Bearish divergences occur when the price of an asset reaches higher highs but a technical indicator creates lower highs. A commonly used technical indicator in monitoring divergences is RSI. A bearish divergence with RSI may indicate that price acceleration is weakening possibly due to less buyers as the price inches up.

For Bitcoin, bearish divergences at the DAILY timeframe have been indicative of an upcoming consolidation or correction. Take for instance this chart of BTC from March 2019 to September 2020. During this period, all bearish divergences in BTC were followed by corrections or consolidations that lasted for weeks to months.

BTCUSDT Bear divs.png

This, however, does not happen 100% of the time as seen last November 2020. The multiple bearish divergences formed from November to late December were invalidated by a strong uptrend that lasted for five months. That rarely happens, though.

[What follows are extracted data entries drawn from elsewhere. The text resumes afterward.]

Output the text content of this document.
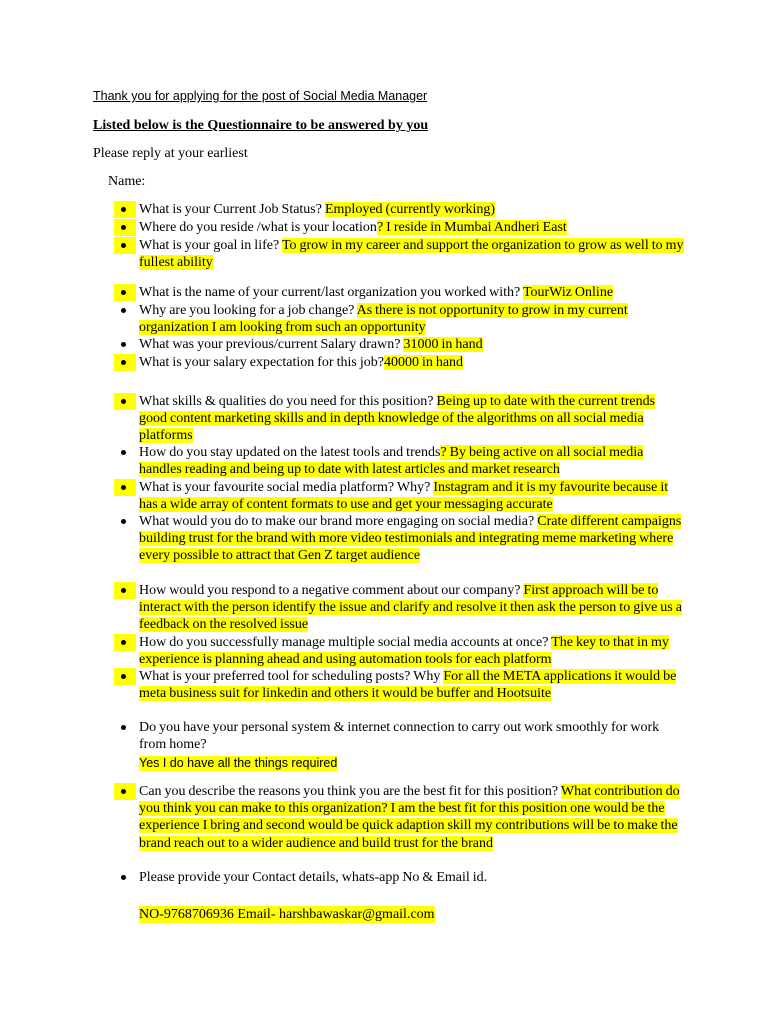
Thank you for applying for the post of Social Media Manager
Listed below is the Questionnaire to be answered by you
Please reply at your earliest
Name:
What is your Current Job Status? Employed (currently working)
Where do you reside /what is your location? I reside in Mumbai Andheri East
What is your goal in life? To grow in my career and support the organization to grow as well to my fullest ability
What is the name of your current/last organization you worked with? TourWiz Online
Why are you looking for a job change? As there is not opportunity to grow in my current organization I am looking from such an opportunity
What was your previous/current Salary drawn? 31000 in hand
What is your salary expectation for this job?40000 in hand
What skills & qualities do you need for this position? Being up to date with the current trends good content marketing skills and in depth knowledge of the algorithms on all social media platforms
How do you stay updated on the latest tools and trends? By being active on all social media handles reading and being up to date with latest articles and market research
What is your favourite social media platform? Why? Instagram and it is my favourite because it has a wide array of content formats to use and get your messaging accurate
What would you do to make our brand more engaging on social media? Crate different campaigns building trust for the brand with more video testimonials and integrating meme marketing where every possible to attract that Gen Z target audience
How would you respond to a negative comment about our company? First approach will be to interact with the person identify the issue and clarify and resolve it then ask the person to give us a feedback on the resolved issue
How do you successfully manage multiple social media accounts at once? The key to that in my experience is planning ahead and using automation tools for each platform
What is your preferred tool for scheduling posts? Why For all the META applications it would be meta business suit for linkedin and others it would be buffer and Hootsuite
Do you have your personal system & internet connection to carry out work smoothly for work from home?
Yes I do have all the things required
Can you describe the reasons you think you are the best fit for this position? What contribution do you think you can make to this organization? I am the best fit for this position one would be the experience I bring and second would be quick adaption skill my contributions will be to make the brand reach out to a wider audience and build trust for the brand
Please provide your Contact details, whats-app No & Email id.
NO-9768706936 Email- harshbawaskar@gmail.com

BTCUSDT bear div invalidation.png

It should be emphasized that only divergences that occur at the DAILY timeframe at the LEAST were considered in this analysis. This is because the crypto market is highly volatile. Thus, intraday divergences occur frequently which can prematurely shake one out of a position. Furthermore, this analysis is a short to medium term analysis of the market.

As of now, among the top 20 cryptos by market cap, daily bearish divergences are now present in Bitcoin, Ethereum, Matic, Ada, Litecoin and Luna. This may suggest a maturing rally for the crypto space. Aside from bear divs, most coins are about to hit major resistances. It may not yet be the time to sell but traders should add to positions more cautiously at this time.

Disclaimer: This is not a financial advice. This post is meant for educational purposes only. DYOR.